Mi querida niña reflexionó.

—Creo que sí, pero no lo recuerdo.

—Tal vez una parte se relacione con la pregunta de M. Endymion acerca del futuro de la iglesia del padre De Soya —dijo el hombre azul—. Y también con otras cosas. ¿Me permites?

—Por favor —dijo Aenea. Sentí los fuertes músculos de su espalda contra mí. Su mano me apretaba el muslo, dándome a entender que estaba tan ansiosa como yo de largarse y encontrar un sitio donde acampar. Esperé que A. Bettik fuera breve. El androide recitó:

Sí, hay luz en las costas tenebrosas,

y un prístino verdor en los abismos,

un mañana floreciente a medianoche,

visión triple en la ceguera más aguda...

—Gracias —dijo Aenea—. Gracias, querido amigo.

Se liberó de mí para besar al androide por última vez.

—Oye —dije, imitando la queja de un niño excluido.

Me besó más tiempo. Mucho más tiempo. Más hondamente.
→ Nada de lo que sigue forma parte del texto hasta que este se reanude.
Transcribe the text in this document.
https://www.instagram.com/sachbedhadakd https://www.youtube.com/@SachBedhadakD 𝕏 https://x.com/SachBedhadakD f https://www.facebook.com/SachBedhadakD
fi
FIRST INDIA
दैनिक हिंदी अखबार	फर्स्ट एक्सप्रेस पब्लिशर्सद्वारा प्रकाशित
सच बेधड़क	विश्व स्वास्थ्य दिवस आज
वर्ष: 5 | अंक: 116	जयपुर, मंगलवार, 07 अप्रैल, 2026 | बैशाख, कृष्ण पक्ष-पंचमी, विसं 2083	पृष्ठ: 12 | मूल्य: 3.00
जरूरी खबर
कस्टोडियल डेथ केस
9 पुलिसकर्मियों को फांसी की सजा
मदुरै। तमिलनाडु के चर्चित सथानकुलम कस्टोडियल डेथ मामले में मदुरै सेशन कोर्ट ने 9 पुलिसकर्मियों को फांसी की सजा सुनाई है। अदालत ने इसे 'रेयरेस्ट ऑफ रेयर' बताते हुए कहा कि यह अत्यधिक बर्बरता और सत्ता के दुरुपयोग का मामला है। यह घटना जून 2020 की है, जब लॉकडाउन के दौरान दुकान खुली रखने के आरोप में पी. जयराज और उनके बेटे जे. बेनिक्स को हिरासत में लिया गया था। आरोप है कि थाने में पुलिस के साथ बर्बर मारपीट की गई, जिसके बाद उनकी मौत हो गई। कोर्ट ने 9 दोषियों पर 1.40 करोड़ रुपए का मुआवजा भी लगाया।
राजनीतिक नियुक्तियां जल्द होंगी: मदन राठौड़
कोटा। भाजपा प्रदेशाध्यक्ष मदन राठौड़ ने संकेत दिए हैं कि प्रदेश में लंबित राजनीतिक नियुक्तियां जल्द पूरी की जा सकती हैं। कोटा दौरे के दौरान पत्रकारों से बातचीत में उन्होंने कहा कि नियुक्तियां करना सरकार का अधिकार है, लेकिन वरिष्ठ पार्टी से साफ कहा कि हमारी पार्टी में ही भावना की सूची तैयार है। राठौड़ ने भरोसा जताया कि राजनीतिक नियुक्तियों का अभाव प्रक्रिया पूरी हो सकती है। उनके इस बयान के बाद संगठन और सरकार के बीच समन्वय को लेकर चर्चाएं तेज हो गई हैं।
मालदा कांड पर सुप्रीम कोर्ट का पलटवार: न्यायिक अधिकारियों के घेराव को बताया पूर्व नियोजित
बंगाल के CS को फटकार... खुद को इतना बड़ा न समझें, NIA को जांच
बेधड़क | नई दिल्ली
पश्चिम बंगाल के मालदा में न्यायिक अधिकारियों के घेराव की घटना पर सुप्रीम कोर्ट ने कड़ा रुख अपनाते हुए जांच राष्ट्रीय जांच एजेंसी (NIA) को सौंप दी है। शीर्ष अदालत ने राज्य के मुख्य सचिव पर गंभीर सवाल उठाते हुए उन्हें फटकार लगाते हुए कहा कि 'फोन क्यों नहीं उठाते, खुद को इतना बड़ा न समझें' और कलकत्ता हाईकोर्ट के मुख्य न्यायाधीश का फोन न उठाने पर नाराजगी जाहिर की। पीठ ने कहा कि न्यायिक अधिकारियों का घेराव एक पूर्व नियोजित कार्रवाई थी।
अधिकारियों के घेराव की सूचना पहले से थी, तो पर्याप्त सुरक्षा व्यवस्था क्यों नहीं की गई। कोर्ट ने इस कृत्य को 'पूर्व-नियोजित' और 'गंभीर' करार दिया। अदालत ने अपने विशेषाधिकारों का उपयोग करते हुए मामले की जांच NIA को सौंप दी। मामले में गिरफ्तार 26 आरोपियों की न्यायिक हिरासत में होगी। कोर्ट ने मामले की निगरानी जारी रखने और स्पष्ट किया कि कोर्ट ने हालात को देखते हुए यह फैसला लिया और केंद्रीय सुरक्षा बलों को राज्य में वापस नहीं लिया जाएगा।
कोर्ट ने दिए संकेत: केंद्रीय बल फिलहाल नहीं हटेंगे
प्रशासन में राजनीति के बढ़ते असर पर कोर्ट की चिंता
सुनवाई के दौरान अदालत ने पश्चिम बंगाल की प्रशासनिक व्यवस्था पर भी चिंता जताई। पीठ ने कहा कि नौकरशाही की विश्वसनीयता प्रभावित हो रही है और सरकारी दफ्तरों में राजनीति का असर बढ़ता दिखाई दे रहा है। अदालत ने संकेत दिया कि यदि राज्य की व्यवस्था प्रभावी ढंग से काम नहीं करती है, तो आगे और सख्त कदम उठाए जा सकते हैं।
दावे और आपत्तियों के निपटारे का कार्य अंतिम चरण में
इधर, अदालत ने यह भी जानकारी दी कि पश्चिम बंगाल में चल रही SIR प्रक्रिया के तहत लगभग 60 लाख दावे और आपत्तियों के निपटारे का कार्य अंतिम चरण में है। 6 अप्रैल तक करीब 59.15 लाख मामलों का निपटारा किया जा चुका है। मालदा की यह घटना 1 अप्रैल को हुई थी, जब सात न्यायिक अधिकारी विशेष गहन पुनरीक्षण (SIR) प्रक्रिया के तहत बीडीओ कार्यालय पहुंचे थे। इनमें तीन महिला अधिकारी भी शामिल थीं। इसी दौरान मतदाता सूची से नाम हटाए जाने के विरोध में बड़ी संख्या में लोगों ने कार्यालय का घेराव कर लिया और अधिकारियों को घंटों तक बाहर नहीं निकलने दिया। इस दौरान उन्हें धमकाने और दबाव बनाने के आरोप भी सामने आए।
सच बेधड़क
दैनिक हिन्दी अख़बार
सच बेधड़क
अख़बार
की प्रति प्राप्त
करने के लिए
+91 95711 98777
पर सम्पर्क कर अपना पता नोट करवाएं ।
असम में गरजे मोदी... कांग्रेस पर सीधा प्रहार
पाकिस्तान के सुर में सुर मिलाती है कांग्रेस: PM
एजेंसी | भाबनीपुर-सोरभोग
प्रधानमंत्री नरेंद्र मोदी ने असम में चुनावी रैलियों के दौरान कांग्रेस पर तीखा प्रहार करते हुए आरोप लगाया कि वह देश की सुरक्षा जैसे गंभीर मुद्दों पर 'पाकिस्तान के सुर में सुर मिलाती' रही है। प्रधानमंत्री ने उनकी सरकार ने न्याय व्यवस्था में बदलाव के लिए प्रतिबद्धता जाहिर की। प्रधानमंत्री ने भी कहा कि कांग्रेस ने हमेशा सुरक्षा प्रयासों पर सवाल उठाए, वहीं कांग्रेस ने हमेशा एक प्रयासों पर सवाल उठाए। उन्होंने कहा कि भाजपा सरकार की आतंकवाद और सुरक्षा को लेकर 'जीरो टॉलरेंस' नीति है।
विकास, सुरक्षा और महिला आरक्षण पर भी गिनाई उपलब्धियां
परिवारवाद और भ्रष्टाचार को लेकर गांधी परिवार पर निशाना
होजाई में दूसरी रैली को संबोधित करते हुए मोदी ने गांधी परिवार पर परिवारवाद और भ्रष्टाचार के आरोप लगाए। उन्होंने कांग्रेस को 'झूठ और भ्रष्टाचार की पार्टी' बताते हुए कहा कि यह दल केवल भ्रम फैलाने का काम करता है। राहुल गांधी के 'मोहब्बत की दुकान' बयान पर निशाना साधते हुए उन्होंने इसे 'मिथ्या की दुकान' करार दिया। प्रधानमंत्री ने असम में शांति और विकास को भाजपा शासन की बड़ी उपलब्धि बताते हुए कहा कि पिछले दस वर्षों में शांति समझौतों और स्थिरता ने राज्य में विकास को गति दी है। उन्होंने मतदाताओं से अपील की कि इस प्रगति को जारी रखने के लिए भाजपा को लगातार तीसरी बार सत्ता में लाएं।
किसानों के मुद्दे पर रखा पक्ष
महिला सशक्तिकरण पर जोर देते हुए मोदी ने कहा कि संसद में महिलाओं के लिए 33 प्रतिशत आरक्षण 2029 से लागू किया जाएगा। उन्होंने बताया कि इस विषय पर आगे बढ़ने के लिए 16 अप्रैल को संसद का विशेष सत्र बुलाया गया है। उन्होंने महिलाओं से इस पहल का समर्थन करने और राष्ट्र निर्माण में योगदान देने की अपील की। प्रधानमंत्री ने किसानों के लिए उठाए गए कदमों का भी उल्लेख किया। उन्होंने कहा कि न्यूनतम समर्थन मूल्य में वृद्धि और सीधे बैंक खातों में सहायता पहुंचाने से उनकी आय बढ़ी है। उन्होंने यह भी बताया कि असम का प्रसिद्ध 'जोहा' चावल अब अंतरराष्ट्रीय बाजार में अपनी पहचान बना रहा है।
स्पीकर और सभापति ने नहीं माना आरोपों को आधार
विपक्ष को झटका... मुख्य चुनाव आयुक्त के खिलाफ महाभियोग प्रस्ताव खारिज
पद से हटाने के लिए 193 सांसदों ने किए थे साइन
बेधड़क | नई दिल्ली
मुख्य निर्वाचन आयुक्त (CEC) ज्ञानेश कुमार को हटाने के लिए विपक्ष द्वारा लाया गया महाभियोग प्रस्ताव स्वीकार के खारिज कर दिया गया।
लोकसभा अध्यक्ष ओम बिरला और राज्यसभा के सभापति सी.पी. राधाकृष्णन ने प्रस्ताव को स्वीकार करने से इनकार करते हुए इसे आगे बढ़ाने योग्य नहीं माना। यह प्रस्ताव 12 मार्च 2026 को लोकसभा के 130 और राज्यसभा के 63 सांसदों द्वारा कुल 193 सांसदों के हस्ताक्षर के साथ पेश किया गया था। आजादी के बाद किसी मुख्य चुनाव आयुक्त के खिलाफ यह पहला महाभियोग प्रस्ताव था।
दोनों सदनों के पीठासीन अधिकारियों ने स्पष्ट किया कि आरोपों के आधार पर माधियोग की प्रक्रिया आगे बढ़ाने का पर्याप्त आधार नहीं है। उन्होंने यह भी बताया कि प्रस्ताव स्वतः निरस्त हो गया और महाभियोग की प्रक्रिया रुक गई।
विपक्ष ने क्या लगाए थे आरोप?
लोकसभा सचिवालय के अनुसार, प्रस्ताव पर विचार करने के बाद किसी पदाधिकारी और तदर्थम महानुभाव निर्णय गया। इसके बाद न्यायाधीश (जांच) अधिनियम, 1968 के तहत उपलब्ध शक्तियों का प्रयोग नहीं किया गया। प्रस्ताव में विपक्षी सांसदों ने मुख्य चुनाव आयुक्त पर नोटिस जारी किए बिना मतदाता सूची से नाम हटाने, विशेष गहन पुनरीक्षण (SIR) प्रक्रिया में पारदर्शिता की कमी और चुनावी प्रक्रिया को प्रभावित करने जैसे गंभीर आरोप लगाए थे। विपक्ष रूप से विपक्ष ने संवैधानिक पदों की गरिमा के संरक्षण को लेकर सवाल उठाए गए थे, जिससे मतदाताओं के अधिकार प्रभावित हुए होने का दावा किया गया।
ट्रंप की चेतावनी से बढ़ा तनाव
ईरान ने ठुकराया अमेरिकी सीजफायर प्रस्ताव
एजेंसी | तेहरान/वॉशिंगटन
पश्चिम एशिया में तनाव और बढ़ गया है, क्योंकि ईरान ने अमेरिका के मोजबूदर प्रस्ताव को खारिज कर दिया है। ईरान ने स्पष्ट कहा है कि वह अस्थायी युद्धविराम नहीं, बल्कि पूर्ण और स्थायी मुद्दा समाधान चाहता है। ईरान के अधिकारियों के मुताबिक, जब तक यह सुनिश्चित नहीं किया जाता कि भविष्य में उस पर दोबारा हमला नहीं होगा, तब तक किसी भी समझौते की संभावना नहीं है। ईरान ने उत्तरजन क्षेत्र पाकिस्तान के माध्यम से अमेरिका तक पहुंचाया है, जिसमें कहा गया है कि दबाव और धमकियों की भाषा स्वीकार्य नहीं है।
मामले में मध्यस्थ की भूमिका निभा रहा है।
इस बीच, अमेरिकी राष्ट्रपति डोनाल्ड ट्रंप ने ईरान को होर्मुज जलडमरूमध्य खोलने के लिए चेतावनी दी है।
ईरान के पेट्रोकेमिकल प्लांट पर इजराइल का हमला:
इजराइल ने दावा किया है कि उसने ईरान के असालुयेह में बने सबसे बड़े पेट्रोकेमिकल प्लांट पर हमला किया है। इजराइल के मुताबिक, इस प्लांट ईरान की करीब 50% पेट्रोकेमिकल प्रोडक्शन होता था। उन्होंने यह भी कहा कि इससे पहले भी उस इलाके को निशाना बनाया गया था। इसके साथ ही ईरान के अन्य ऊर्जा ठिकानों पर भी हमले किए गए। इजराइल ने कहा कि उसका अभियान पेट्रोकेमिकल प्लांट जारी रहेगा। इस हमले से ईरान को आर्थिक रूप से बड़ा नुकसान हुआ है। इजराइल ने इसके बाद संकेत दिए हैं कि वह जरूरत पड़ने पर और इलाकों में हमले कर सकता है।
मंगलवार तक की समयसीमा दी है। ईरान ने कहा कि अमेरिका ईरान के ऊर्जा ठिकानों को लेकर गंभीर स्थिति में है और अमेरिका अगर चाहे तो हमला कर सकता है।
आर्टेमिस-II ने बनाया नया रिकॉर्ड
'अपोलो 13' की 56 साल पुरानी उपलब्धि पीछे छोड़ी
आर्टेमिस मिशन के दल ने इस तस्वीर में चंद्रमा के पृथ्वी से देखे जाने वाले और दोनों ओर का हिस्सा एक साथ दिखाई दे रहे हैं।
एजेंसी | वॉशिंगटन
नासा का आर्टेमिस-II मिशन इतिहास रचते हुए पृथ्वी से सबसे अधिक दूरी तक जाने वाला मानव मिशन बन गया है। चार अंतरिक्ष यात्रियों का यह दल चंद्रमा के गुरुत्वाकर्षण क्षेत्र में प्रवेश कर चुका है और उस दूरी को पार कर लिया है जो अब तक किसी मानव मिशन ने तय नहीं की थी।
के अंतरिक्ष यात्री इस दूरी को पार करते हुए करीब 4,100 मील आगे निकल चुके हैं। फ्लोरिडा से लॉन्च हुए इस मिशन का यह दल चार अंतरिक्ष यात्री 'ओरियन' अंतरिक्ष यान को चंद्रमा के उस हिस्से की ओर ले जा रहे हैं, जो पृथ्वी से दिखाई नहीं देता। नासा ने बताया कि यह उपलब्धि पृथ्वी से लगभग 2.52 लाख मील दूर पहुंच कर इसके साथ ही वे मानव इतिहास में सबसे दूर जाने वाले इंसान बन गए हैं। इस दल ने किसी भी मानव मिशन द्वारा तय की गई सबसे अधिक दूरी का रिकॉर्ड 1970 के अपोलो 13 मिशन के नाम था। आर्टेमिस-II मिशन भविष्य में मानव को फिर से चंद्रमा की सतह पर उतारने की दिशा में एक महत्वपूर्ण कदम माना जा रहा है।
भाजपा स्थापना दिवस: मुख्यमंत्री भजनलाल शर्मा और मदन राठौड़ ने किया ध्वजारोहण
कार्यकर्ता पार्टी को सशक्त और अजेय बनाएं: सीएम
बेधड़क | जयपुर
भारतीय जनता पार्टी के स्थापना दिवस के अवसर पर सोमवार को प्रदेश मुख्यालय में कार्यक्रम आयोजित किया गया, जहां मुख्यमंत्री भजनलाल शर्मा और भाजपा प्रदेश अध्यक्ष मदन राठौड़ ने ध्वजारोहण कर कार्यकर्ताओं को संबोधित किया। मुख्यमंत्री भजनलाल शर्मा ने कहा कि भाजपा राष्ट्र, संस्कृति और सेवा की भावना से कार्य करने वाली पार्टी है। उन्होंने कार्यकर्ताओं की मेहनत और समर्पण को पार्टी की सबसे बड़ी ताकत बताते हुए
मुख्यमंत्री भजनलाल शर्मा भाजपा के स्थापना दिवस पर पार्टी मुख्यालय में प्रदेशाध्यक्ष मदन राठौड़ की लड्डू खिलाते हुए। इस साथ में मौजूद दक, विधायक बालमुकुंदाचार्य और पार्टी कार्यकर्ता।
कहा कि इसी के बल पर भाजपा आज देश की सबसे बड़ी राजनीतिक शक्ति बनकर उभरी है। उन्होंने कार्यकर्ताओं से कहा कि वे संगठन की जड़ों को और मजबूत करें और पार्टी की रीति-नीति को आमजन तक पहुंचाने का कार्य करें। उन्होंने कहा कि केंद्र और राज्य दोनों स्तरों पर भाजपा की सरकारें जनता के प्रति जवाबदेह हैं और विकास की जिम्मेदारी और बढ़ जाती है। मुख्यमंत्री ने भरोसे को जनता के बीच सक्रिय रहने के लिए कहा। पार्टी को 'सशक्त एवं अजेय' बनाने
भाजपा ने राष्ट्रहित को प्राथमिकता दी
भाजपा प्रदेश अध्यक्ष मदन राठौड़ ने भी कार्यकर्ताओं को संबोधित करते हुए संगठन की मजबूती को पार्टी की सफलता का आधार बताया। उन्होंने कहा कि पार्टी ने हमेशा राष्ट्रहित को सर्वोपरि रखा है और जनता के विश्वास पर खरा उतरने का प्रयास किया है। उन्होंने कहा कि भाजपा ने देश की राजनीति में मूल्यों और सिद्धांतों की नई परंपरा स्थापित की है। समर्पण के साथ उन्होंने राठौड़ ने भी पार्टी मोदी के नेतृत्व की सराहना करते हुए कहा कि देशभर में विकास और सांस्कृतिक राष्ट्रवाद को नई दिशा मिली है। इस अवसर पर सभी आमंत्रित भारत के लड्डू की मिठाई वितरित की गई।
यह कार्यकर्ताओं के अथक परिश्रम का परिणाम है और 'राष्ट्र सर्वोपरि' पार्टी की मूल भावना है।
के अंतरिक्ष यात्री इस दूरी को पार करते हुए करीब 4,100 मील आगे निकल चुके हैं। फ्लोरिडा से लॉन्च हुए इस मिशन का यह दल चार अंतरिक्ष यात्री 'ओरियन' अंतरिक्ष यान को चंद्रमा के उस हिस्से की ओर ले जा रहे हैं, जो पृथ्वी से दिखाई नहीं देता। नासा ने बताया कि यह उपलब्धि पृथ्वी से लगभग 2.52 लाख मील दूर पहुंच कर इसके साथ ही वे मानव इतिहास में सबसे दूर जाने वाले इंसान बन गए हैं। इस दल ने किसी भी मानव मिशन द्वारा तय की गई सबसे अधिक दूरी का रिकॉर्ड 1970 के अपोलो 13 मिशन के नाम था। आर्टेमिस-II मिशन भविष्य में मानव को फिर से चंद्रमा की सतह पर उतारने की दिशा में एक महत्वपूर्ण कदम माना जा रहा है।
Nos despedimos por última vez y toqué las hebras de vuelo. La antigua alfombra se elevó cincuenta metros, sobrevoló nuevamente la ciudad, la torre y la nave del cónsul, y nos llevó hacia el oeste. Confiando en la Estrella del Norte como guía, hablando sobre la posibilidad de acampar en un terreno alto a algunos kilómetros, pasamos sobre la tumba del viejo poeta, donde el Alcaudón aún montaba guardia en silencio. Planeamos sobre el río, en cuyas ondas y remolinos titilaban los últimos rayos del ocaso, y cobramos altura mirando los exuberantes prados y seductores bosques de nuestro nuevo campo de juegos, nuestro antiguo mundo. Nuestro nuevo mundo. Nuestro mundo primero, futuro y más bello.